RAG
Définition
Retrieval-Augmented Generation. Technique qui donne au LLM accès à votre base documentaire au moment de répondre, plutôt que de lui apprendre vos données. Permet des réponses sourcées et à jour.
Comment ça marche
Le RAG (Retrieval-Augmented Generation) connecte un LLM à votre documentation sans le réentraîner. Au moment de l'indexation, on découpe vos documents en passages (chunks de quelques centaines de tokens), on calcule un embedding pour chacun, et on stocke ces vecteurs dans une base spécialisée. À la question de l'utilisateur, on calcule l'embedding de la requête, on cherche les passages dont les vecteurs sont les plus proches, et on les injecte dans le prompt avec une consigne : réponds en t'appuyant uniquement sur ces extraits. Le modèle compose alors une réponse ancrée dans vos sources.
À quoi ça sert
Le RAG résout deux problèmes du LLM brut : il ne connaît pas vos données propriétaires, et son savoir s'arrête à sa date d'entraînement. Cas typiques : assistant interne qui répond sur la documentation produit, support client qui s'appuie sur la base de connaissance, recherche sémantique dans une base de cas juridiques ou médicaux, agent commercial qui interroge le catalogue. Les réponses peuvent citer leurs sources, ce qui permet à l'utilisateur de vérifier et au métier de tracer. Mise à jour de la doc se traduit immédiatement par mise à jour des réponses, sans réentraîner quoi que ce soit.
Quand l'utiliser
Le RAG s'impose quand votre cas demande un savoir spécifique qui change régulièrement et qu'on doit pouvoir tracer. À l'inverse, pour des connaissances générales déjà bien couvertes par le modèle (français standard, programmation Python, droit français de base), le RAG ajoute de la complexité sans gain. Pour des cas où le ton compte plus que le contenu (génération marketing dans une voix de marque), un prompt système suffit. Pour transformer un modèle dans son comportement profond, c'est le fine-tuning qu'il faut, pas le RAG. La règle : RAG si la question est de l'ordre de la consultation, fine-tuning si elle est de l'ordre du style.

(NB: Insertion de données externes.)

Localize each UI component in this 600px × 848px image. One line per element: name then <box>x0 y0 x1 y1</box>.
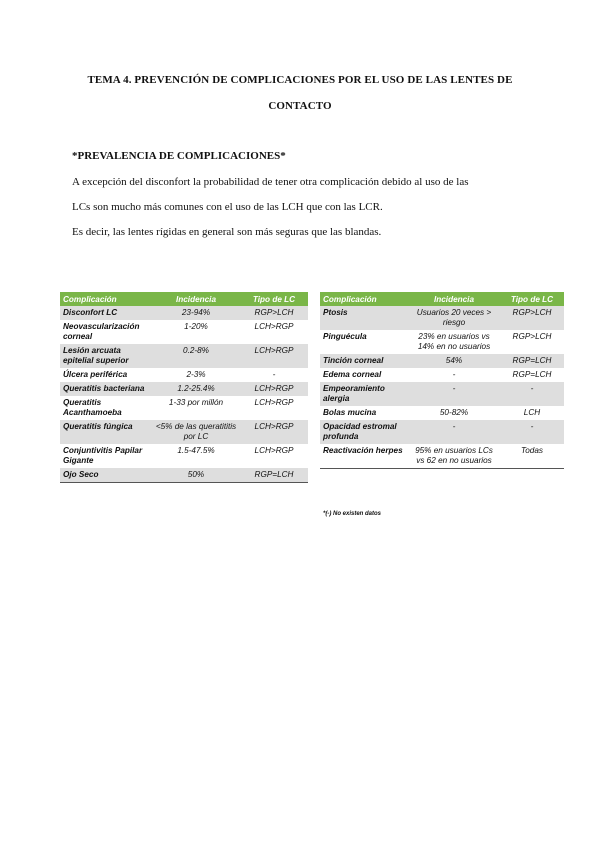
cell-complicacion: Ptosis <box>320 306 408 330</box>
cell-incidencia: 50% <box>152 468 240 483</box>
cell-tipo: LCH>RGP <box>240 444 308 468</box>
doc-title-line2: CONTACTO <box>268 100 332 112</box>
cell-complicacion: Disconfort LC <box>60 306 152 320</box>
table-row <box>320 406 564 420</box>
complications-table-right <box>320 292 564 469</box>
cell-complicacion: Neovascularización corneal <box>60 320 152 344</box>
cell-tipo: RGP=LCH <box>240 468 308 483</box>
cell-incidencia: 1-33 por millón <box>152 396 240 420</box>
paragraph-line-3: Es decir, las lentes rígidas en general son más seguras que las blandas. <box>72 226 382 238</box>
cell-incidencia: Usuarios 20 veces > riesgo <box>408 306 500 330</box>
table-row <box>320 330 564 354</box>
cell-incidencia: 1-20% <box>152 320 240 344</box>
cell-complicacion: Queratitis Acanthamoeba <box>60 396 152 420</box>
cell-complicacion: Tinción corneal <box>320 354 408 368</box>
header-tipo: Tipo de LC <box>240 292 308 306</box>
table-row <box>60 382 308 396</box>
cell-tipo: RGP>LCH <box>500 330 564 354</box>
cell-complicacion: Ojo Seco <box>60 468 152 483</box>
cell-complicacion: Pinguécula <box>320 330 408 354</box>
cell-incidencia: 0.2-8% <box>152 344 240 368</box>
table-row <box>60 344 308 368</box>
table-row <box>60 396 308 420</box>
header-incidencia: Incidencia <box>152 292 240 306</box>
cell-complicacion: Bolas mucina <box>320 406 408 420</box>
cell-tipo: LCH>RGP <box>240 396 308 420</box>
table-header-row <box>320 292 564 306</box>
cell-tipo: LCH>RGP <box>240 320 308 344</box>
cell-complicacion: Conjuntivitis Papilar Gigante <box>60 444 152 468</box>
cell-complicacion: Queratitis fúngica <box>60 420 152 444</box>
table-row <box>320 444 564 469</box>
doc-title-line1: TEMA 4. PREVENCIÓN DE COMPLICACIONES POR EL USO DE LAS LENTES DE <box>87 74 513 86</box>
cell-complicacion: Queratitis bacteriana <box>60 382 152 396</box>
cell-incidencia: 23-94% <box>152 306 240 320</box>
cell-complicacion: Empeoramiento alergia <box>320 382 408 406</box>
table-row <box>60 320 308 344</box>
section-title: *PREVALENCIA DE COMPLICACIONES* <box>72 150 286 162</box>
complications-table-left <box>60 292 308 483</box>
cell-incidencia: - <box>408 420 500 444</box>
cell-complicacion: Lesión arcuata epitelial superior <box>60 344 152 368</box>
cell-tipo: LCH>RGP <box>240 420 308 444</box>
paragraph-line-1: A excepción del disconfort la probabilidad de tener otra complicación debido al uso de las <box>72 176 469 188</box>
table-row <box>60 368 308 382</box>
header-tipo: Tipo de LC <box>500 292 564 306</box>
cell-incidencia: 23% en usuarios vs 14% en no usuarios <box>408 330 500 354</box>
table-header-row <box>60 292 308 306</box>
cell-tipo: RGP>LCH <box>240 306 308 320</box>
cell-tipo: Todas <box>500 444 564 469</box>
cell-tipo: RGP>LCH <box>500 306 564 330</box>
cell-complicacion: Úlcera periférica <box>60 368 152 382</box>
table-row <box>60 420 308 444</box>
header-complicacion: Complicación <box>320 292 408 306</box>
cell-tipo: LCH>RGP <box>240 344 308 368</box>
cell-incidencia: 54% <box>408 354 500 368</box>
cell-complicacion: Opacidad estromal profunda <box>320 420 408 444</box>
cell-complicacion: Reactivación herpes <box>320 444 408 469</box>
cell-tipo: LCH>RGP <box>240 382 308 396</box>
table-row <box>320 306 564 330</box>
cell-tipo: - <box>500 420 564 444</box>
table-row <box>60 468 308 483</box>
cell-incidencia: 1.2-25.4% <box>152 382 240 396</box>
table-row <box>60 306 308 320</box>
paragraph-line-2: LCs son mucho más comunes con el uso de las LCH que con las LCR. <box>72 201 383 213</box>
cell-tipo: RGP=LCH <box>500 368 564 382</box>
cell-incidencia: <5% de las queratititis por LC <box>152 420 240 444</box>
cell-tipo: - <box>500 382 564 406</box>
cell-incidencia: 50-82% <box>408 406 500 420</box>
footnote: *(-) No existen datos <box>323 511 382 517</box>
table-row <box>320 420 564 444</box>
cell-incidencia: - <box>408 368 500 382</box>
header-complicacion: Complicación <box>60 292 152 306</box>
table-row <box>320 354 564 368</box>
cell-tipo: - <box>240 368 308 382</box>
cell-incidencia: - <box>408 382 500 406</box>
table-row <box>60 444 308 468</box>
header-incidencia: Incidencia <box>408 292 500 306</box>
cell-tipo: LCH <box>500 406 564 420</box>
cell-incidencia: 95% en usuarios LCs vs 62 en no usuarios <box>408 444 500 469</box>
table-row <box>320 382 564 406</box>
cell-incidencia: 2-3% <box>152 368 240 382</box>
cell-tipo: RGP=LCH <box>500 354 564 368</box>
table-row <box>320 368 564 382</box>
cell-complicacion: Edema corneal <box>320 368 408 382</box>
cell-incidencia: 1.5-47.5% <box>152 444 240 468</box>
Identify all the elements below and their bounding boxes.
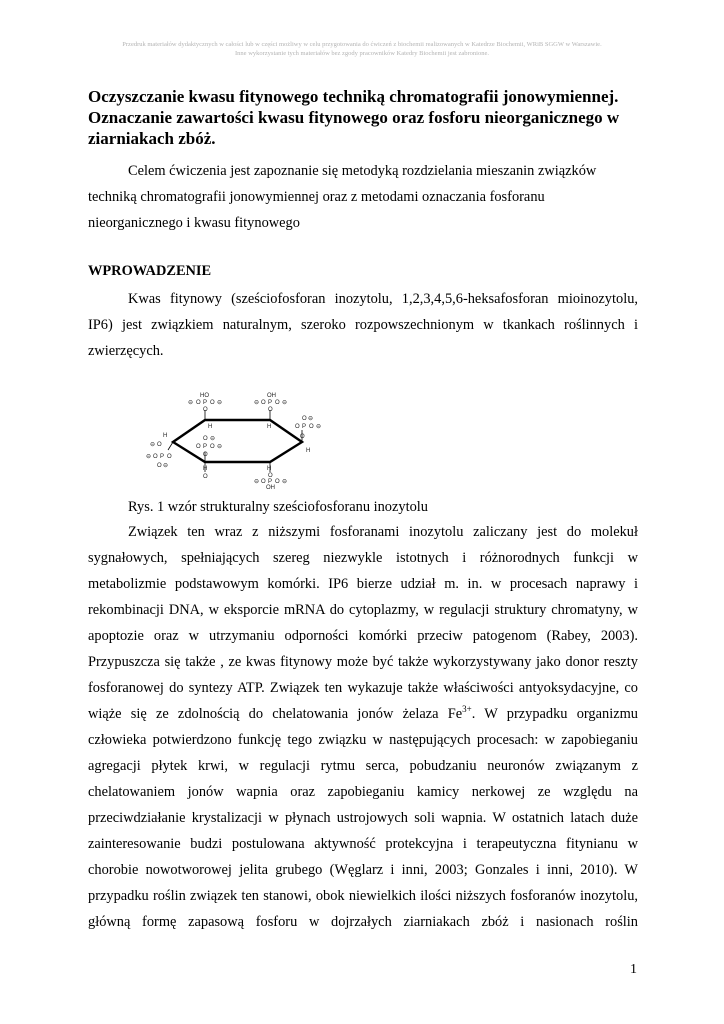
svg-text:O: O [203,452,208,458]
svg-text:P: P [160,454,165,460]
svg-text:⊖: ⊖ [308,416,314,422]
svg-text:H: H [208,424,213,430]
svg-text:H: H [267,424,272,430]
iron-charge-superscript: 3+ [462,704,472,714]
phytic-acid-structure-figure [130,390,350,490]
section-heading: WPROWADZENIE [88,263,212,279]
svg-text:O: O [167,454,172,460]
phosphate-group-top-left [188,393,222,430]
p2-line: główną formę zapasową fosforu w dojrzałych ziarniakach zbóż i nasionach roślin [88,914,638,930]
p2-line: człowieka potwierdzono funkcję tego związku w następujących procesach: w zapobieganiu [88,732,638,748]
svg-text:⊖: ⊖ [282,479,288,485]
svg-text:⊖: ⊖ [217,444,223,450]
svg-text:O: O [210,444,215,450]
p1-line-1: Kwas fitynowy (sześciofosforan inozytolu, 1,2,3,4,5,6-heksafosforan mioinozytolu, [128,291,638,307]
svg-text:P: P [268,400,273,406]
intro-line-2: techniką chromatografii jonowymiennej oraz z metodami oznaczania fosforanu [88,189,545,205]
svg-text:O: O [261,479,266,485]
svg-text:O: O [295,424,300,430]
phytic-acid-structure-diagram [130,390,350,490]
p2-line: apoptozie oraz w utrzymaniu odporności komórki przeciw patogenom (Rabey, 2003). [88,628,638,644]
p2-line: metabolizmie podstawowym komórki. IP6 bierze udział m. in. w procesach naprawy i [88,576,638,592]
svg-text:O: O [203,474,208,480]
p2-line: przypadku roślin związek ten stanowi, obok niewielkich ilości niższych fosforanów inozytolu, [88,888,638,904]
phosphate-group-bottom-left [203,462,208,480]
svg-text:⊖: ⊖ [282,400,288,406]
svg-text:HO: HO [200,393,209,399]
svg-text:O: O [157,463,162,469]
p2-line: przeciwdziałanie krystalizacji w płynach ustrojowych soli wapnia. W ostatnich latach duże [88,810,638,826]
document-title [88,86,648,149]
svg-text:O: O [309,424,314,430]
svg-text:⊖: ⊖ [210,436,216,442]
svg-text:OH: OH [266,485,275,490]
svg-text:P: P [203,400,208,406]
title-line-1: Oczyszczanie kwasu fitynowego techniką chromatografii jonowymiennej. [88,87,619,106]
svg-text:⊖: ⊖ [316,424,322,430]
phosphate-group-bottom-right [254,462,287,490]
notice-line-2: Inne wykorzystanie tych materiałów bez zgody pracowników Katedry Biochemii jest zabronione. [235,50,489,57]
svg-text:P: P [203,444,208,450]
svg-text:O: O [300,434,305,440]
notice-line-1: Przedruk materiałów dydaktycznych w całości lub w części możliwy w celu przygotowania do ćwiczeń z biochemii realizowanych w Katedrze Biochemii, WRiB SGGW w Warszawie. [122,41,602,48]
svg-text:H: H [163,433,168,439]
p2-line: agregacji płytek krwi, w regulacji rytmu serca, pobudzaniu neuronów związanym z [88,758,638,774]
paragraph-1 [88,286,638,364]
svg-text:O: O [210,400,215,406]
p2-line-fe-text: wiąże się ze zdolnością do chelatowania jonów żelaza Fe [88,706,463,722]
svg-text:O: O [196,444,201,450]
svg-text:⊖: ⊖ [254,479,260,485]
page-number: 1 [630,962,637,977]
p1-line-3: zwierzęcych. [88,343,164,359]
copyright-notice [90,40,634,58]
svg-text:O: O [261,400,266,406]
svg-text:O: O [302,416,307,422]
phosphate-group-right [295,416,321,454]
inositol-ring [173,420,302,462]
svg-text:O: O [275,400,280,406]
title-line-2: Oznaczanie zawartości kwasu fitynowego oraz fosforu nieorganicznego w [88,108,620,127]
intro-paragraph [88,158,638,236]
phosphate-group-left [146,433,173,469]
p2-line: sygnałowych, spełniających szereg niezwykle istotnych i różnorodnych funkcji w [88,550,638,566]
svg-text:O: O [275,479,280,485]
p2-line: Związek ten wraz z niższymi fosforanami inozytolu zaliczany jest do molekuł [128,524,638,540]
svg-text:O: O [153,454,158,460]
p2-line: chorobie nowotworowej jelita grubego (Węglarz i inni, 2003; Gonzales i inni, 2010). W [88,862,638,878]
p2-line-fe [88,701,638,727]
intro-line-1: Celem ćwiczenia jest zapoznanie się metodyką rozdzielania mieszanin związków [128,163,597,179]
svg-text:⊖: ⊖ [188,400,194,406]
svg-text:O: O [268,473,273,479]
svg-text:⊖: ⊖ [254,400,260,406]
p2-line: zainteresowanie budzi postulowana aktywność protekcyjna i terapeutyczna fitynianu w [88,836,638,852]
figure-caption: Rys. 1 wzór strukturalny sześciofosforanu inozytolu [128,499,428,515]
svg-text:H: H [267,466,272,472]
svg-text:⊖: ⊖ [217,400,223,406]
svg-text:P: P [302,424,307,430]
p2-line: fosforanowej do syntezy ATP. Związek ten wykazuje także właściwości antyoksydacyjne, co [88,680,638,696]
phosphate-group-top-right [254,393,287,430]
p2-line: Przypuszcza się także , ze kwas fitynowy może być także wykorzystywany jako donor reszty [88,654,638,670]
svg-text:O: O [203,436,208,442]
p1-line-2: IP6) jest związkiem naturalnym, szeroko rozpowszechnionym w tkankach roślinnych i [88,317,638,333]
svg-text:P: P [268,479,273,485]
p2-line-fe-tail: . W przypadku organizmu [471,706,638,722]
title-line-3: ziarniakach zbóż. [88,129,216,148]
svg-text:⊖: ⊖ [146,454,152,460]
svg-text:⊖: ⊖ [150,442,156,448]
svg-text:H: H [306,448,311,454]
paragraph-2 [88,519,638,935]
svg-text:O: O [203,407,208,413]
svg-text:O: O [157,442,162,448]
svg-text:⊖: ⊖ [163,463,169,469]
p2-line: rekombinacji DNA, w eksporcie mRNA do cytoplazmy, w regulacji struktury chromatyny, w [88,602,638,618]
intro-line-3: nieorganicznego i kwasu fitynowego [88,215,300,231]
svg-text:H: H [203,466,208,472]
svg-text:OH: OH [267,393,276,399]
p2-line: chelatowaniem jonów wapnia oraz zapobieganiu kamicy nerkowej ze względu na [88,784,638,800]
svg-text:O: O [268,407,273,413]
svg-text:O: O [196,400,201,406]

L'ingestion fait toute la qualité
La qualité d'un RAG dépend à 80% de l'ingestion, à 20% du modèle. Trois questions à trancher. Comment découper les documents : trop fin et on perd le contexte, trop large et on noie la pertinence ; on vise généralement 300 à 800 tokens par chunk, avec recouvrement. Quelles métadonnées attacher : titre, section, date, auteur, permissions, qui permettent de filtrer la recherche. Quel modèle d'embedding choisir : text-embedding-3-large d'OpenAI, voyage-3 de Voyage AI, ou des modèles open-source pour la souveraineté. Un corpus mal préparé renvoie des passages hors sujet et le LLM hallucine quand même.
Le stack technique
Pour un RAG modeste (jusqu'à quelques millions de chunks), pgvector dans PostgreSQL (via Supabase ou Neon) suffit largement, et garde l'avantage de cohabiter avec vos données métier. Pour des volumes plus gros ou des besoins de filtrage avancé, on regarde Qdrant, Weaviate ou Pinecone. Côté orchestration, LangChain et LlamaIndex proposent des abstractions complètes, mais on préfère souvent un code custom plus simple sur Next.js : une route d'indexation, une route de recherche, une route de génération. Moins de magie, plus de contrôle.
Le re-ranking et les techniques avancées
Une recherche par similarité simple suffit rarement pour atteindre une qualité production. On combine plusieurs techniques. Le hybrid search mélange recherche vectorielle et recherche par mots-clés (BM25) pour ne pas rater les requêtes très spécifiques. Le re-ranking utilise un second modèle plus précis (Cohere Rerank, Voyage Rerank) sur le top-50 récupéré pour ne garder que le top-5 vraiment pertinent. La query expansion reformule la question en plusieurs variantes avant la recherche. Ces couches ajoutent du coût et de la latence mais font passer un RAG de 60% à 90% de réponses correctes.
Les pièges à éviter
Quatre erreurs reviennent. Croire qu'un RAG remplace une bonne organisation de la documentation : un corpus mal structuré reste mal exploitable, IA ou pas. Indexer trop large : si on jette tout dans la base sans curation, on noie les passages pertinents dans le bruit. Oublier les permissions : un RAG mal cloisonné fuit des documents confidentiels à des utilisateurs qui n'y ont pas droit. Et négliger l'évaluation continue : on fixe un jeu de questions de référence avec les bonnes réponses attendues, et on mesure la qualité à chaque modification de prompt, de modèle ou d'ingestion.